The cell below draws your interval as a red bar below the histogram of `resample_yes_proportions`; use that to verify that your answer looks right.

*Hint:* How many SDs corresponds to 95% of the distribution promised by the CLT? Recall the discussion in the textbook <a href = "https://inferentialthinking.com/chapters/14/3/SD_and_the_Normal_Curve.html"> here. 

In [None]:
lower_limit = ...
upper_limit = ...
print('lower:', lower_limit, 'upper:', upper_limit)

In [None]:
# Run this cell to plot your confidence interval.
Table().with_column("Resample Yes proportion", resample_yes_proportions).hist(bins=np.arange(.2, .8, .01))
plt.plot(make_array(lower_limit, upper_limit), make_array(0, 0), c='r', lw=10);

<div class="hide">\pagebreak</div>
Your confidence interval should overlap the number 0.5.  That means we can't be very sure whether Proposition 68 is winning, even though the sample Yes proportion is a bit above 0.5.

The Yes on 68 campaign really needs to know whether they're winning.  It's impossible to be absolutely sure without polling the whole population, but they'd be okay if the standard error was only 0.005.  They ask Michelle to run a new poll with a sample size that's large enough to achieve that.  (Polling is expensive, so the sample also shouldn't be bigger than necessary.)

Michelle consults Chapter 14 of your textbook.  Instead of making the conservative assumption that the population standard deviation is 0.5 (coding Yes voters as 1 and No voters as 0), she decides to assume that it's equal to the standard deviation of the sample,

$$\sqrt{(\text{Yes proportion in the sample}) \times (\text{No proportion in the sample})}.$$

Under that assumption, Michelle decides that a sample of 9,975 would suffice.

**Question 2.7.** Does Michelle's sample size achieve the desired standard error? What standard error would you achieve with a smaller sample size? A higher sample size? To explore this, first compute the standard error obtained by using Michelle's sample size.

In [None]:
estimated_population_sd = ...
michelle_sample_size = ...
michelle_se = ...
print("With Michelle's sample size, you would predict a SE of %f." % michelle_se)

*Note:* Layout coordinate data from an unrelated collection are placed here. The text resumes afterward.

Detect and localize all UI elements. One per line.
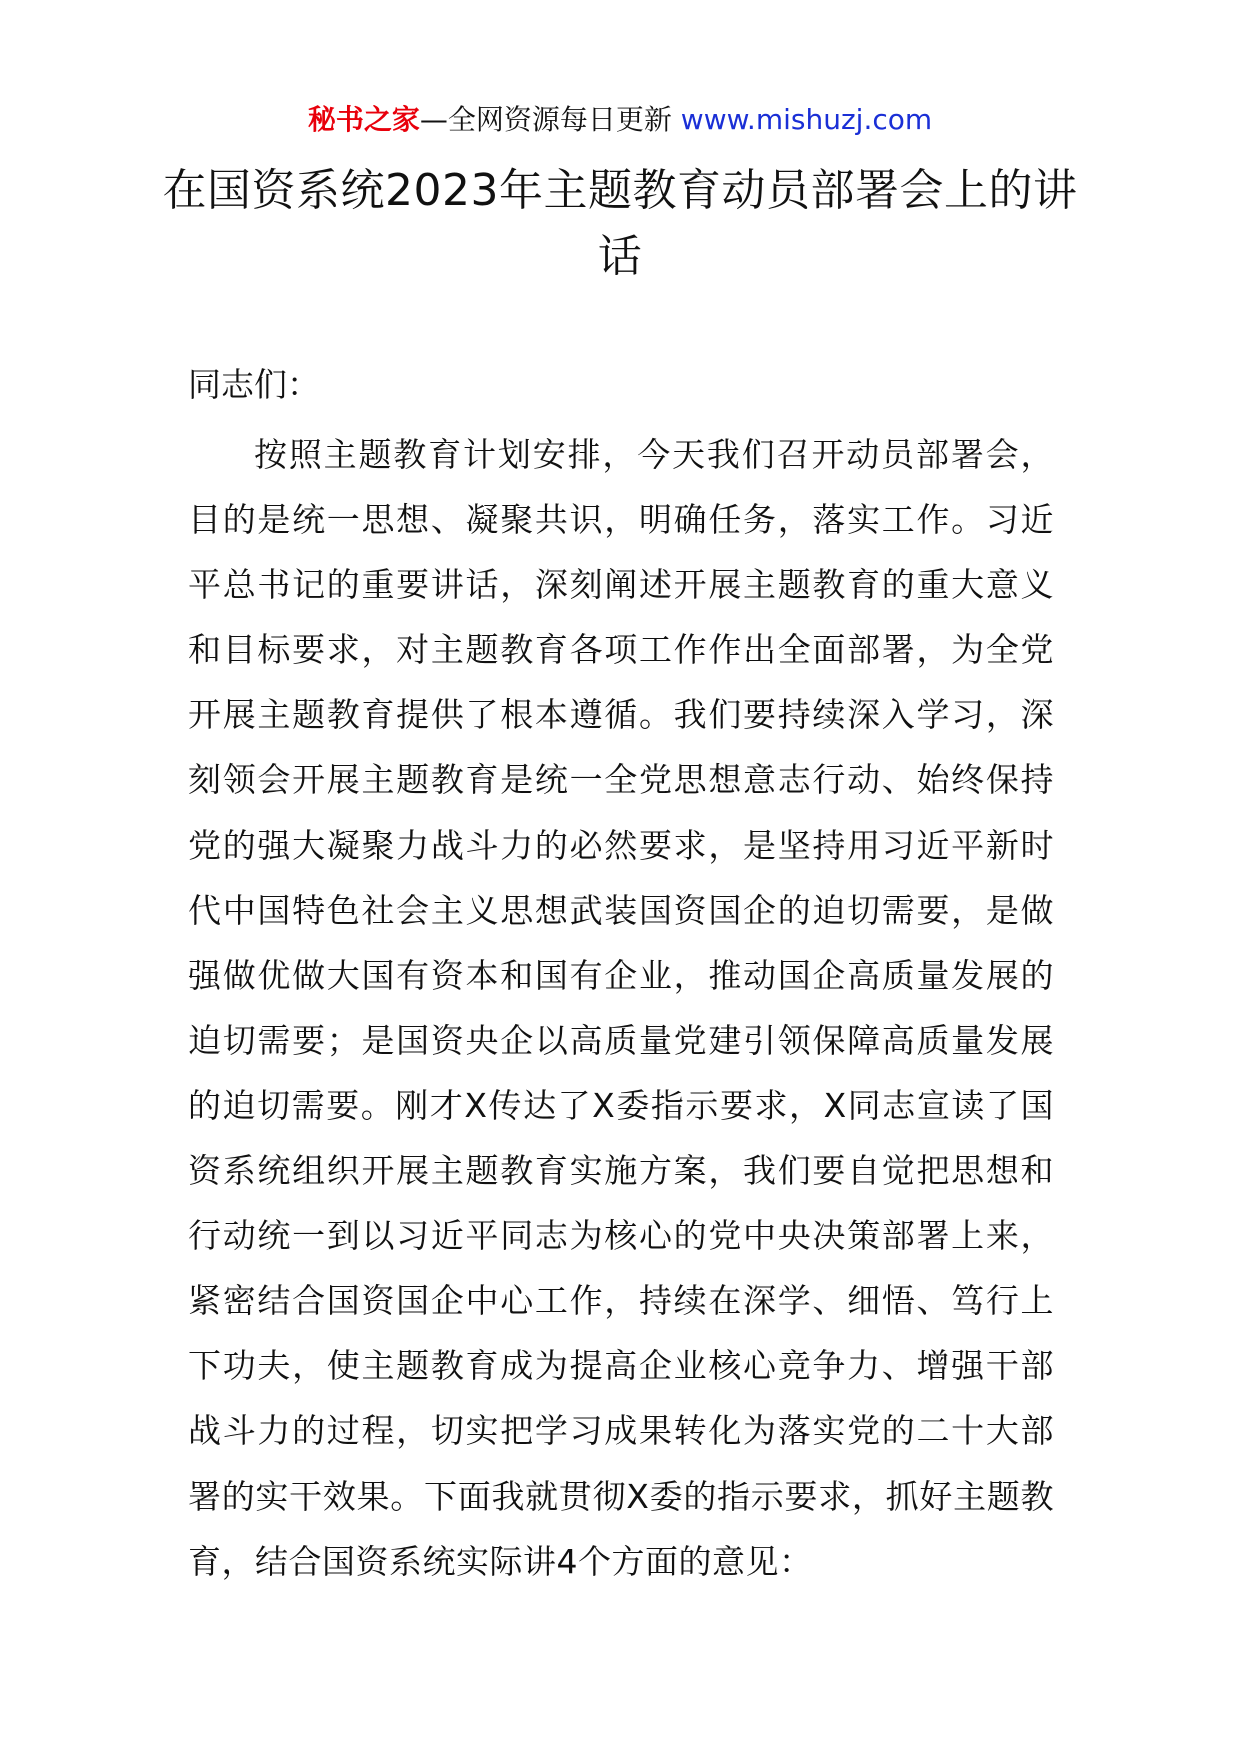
site-url-link[interactable]: www.mishuzj.com	[680, 103, 933, 136]
header-tagline: —全网资源每日更新	[419, 103, 672, 136]
body-paragraph: 按照主题教育计划安排，今天我们召开动员部署会，目的是统一思想、凝聚共识，明确任务，落实工作。习近平总书记的重要讲话，深刻阐述开展主题教育的重大意义和目标要求，对主题教育各项工作作出全面部署，为全党开展主题教育提供了根本遵循。我们要持续深入学习，深刻领会开展主题教育是统一全党思想意志行动、始终保持党的强大凝聚力战斗力的必然要求，是坚持用习近平新时代中国特色社会主义思想武装国资国企的迫切需要，是做强做优做大国有资本和国有企业，推动国企高质量发展的迫切需要；是国资央企以高质量党建引领保障高质量发展的迫切需要。刚才X传达了X委指示要求，X同志宣读了国资系统组织开展主题教育实施方案，我们要自觉把思想和行动统一到以习近平同志为核心的党中央决策部署上来，紧密结合国资国企中心工作，持续在深学、细悟、笃行上下功夫，使主题教育成为提高企业核心竞争力、增强干部战斗力的过程，切实把学习成果转化为落实党的二十大部署的实干效果。下面我就贯彻X委的指示要求，抓好主题教育，结合国资系统实际讲4个方面的意见：	[188, 435, 1054, 1581]
site-header	[0, 100, 1240, 140]
greeting: 同志们：	[188, 365, 320, 404]
document-title: 在国资系统2023年主题教育动员部署会上的讲话	[162, 165, 1078, 282]
brand-name: 秘书之家	[307, 103, 420, 136]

Then, compute the SE that you would get from a smaller sample size. Ideally, you should pick a number that is significantly smaller, but any sample size smaller than Michelle's will do. 

In [None]:
smaller_sample_size = ...
smaller_se = ...
print("With this smaller sample size, you would predict an SE of %f" % smaller_se)

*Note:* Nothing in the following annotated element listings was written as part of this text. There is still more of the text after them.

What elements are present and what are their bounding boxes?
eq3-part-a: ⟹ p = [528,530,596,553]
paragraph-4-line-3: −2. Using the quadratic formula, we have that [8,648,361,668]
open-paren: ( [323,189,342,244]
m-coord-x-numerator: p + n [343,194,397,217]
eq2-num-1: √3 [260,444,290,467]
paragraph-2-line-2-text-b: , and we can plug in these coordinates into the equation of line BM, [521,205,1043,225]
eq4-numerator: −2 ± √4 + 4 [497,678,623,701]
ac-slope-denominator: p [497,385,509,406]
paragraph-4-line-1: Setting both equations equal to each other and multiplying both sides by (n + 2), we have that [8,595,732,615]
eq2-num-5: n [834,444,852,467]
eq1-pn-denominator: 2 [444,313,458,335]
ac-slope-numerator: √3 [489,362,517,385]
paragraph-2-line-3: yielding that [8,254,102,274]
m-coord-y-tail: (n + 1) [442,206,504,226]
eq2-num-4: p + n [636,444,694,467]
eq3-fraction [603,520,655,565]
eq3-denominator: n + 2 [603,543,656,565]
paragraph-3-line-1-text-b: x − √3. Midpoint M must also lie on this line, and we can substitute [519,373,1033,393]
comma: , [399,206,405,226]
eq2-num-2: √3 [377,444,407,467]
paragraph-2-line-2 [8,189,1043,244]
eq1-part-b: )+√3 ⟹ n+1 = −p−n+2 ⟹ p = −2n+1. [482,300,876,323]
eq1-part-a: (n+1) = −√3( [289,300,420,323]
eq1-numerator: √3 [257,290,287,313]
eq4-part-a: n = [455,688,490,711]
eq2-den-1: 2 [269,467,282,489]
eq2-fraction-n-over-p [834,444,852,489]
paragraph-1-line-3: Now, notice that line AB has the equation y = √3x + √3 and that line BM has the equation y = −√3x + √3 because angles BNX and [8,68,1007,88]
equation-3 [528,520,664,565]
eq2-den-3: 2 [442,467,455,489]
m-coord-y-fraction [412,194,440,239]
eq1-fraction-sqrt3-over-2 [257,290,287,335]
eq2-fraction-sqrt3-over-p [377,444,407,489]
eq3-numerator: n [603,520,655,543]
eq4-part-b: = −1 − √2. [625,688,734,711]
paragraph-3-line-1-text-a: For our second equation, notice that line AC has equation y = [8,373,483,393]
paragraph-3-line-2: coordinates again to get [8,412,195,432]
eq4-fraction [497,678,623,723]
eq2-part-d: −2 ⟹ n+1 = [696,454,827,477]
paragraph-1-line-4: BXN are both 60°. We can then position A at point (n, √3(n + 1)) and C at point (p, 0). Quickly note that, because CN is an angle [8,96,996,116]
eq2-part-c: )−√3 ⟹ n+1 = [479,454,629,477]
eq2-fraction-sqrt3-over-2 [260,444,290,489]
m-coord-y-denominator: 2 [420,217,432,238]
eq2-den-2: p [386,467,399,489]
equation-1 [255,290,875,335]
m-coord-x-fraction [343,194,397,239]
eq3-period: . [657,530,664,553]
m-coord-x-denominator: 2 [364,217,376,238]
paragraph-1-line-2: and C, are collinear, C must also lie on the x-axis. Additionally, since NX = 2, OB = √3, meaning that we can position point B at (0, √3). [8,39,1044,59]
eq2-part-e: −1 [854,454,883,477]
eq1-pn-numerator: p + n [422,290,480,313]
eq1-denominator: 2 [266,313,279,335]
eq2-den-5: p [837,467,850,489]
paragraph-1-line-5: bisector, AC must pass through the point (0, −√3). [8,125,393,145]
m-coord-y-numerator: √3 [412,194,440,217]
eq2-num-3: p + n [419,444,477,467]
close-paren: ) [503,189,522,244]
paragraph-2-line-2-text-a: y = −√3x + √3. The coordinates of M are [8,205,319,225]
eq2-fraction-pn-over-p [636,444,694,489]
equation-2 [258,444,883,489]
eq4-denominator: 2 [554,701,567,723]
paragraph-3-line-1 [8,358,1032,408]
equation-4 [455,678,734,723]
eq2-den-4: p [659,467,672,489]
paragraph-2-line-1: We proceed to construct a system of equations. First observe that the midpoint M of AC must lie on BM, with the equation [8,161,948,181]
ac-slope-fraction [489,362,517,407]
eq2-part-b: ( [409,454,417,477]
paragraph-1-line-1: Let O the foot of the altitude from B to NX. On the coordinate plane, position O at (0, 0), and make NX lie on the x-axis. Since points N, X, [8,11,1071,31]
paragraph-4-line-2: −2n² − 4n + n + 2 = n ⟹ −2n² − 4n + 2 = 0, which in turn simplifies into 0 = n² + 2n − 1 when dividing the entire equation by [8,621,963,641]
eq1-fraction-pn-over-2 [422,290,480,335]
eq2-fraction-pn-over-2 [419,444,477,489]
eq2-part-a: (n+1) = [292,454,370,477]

Finally, compute the SE that you would get from a larger sample size. Here, a number that is significantly larger would make any difference more obvious, but any sample size larger than Michelle's will do. 

In [None]:
larger_sample_size = ...
larger_se = ...
print("With this larger sample size, you would predict an SE of %f" % larger_se)

## 3. Reflection

Please reflect on how the homework went by going to Canvas, going to the Quizzes link, and clicking on [Reflection on homework 9](https://yale.instructure.com/courses/76050/quizzes/52315)


## 4. Submission

Once you're finished, submit your assignment as a .pdf (download as .html, then print to save as a .pdf) on Gradescope.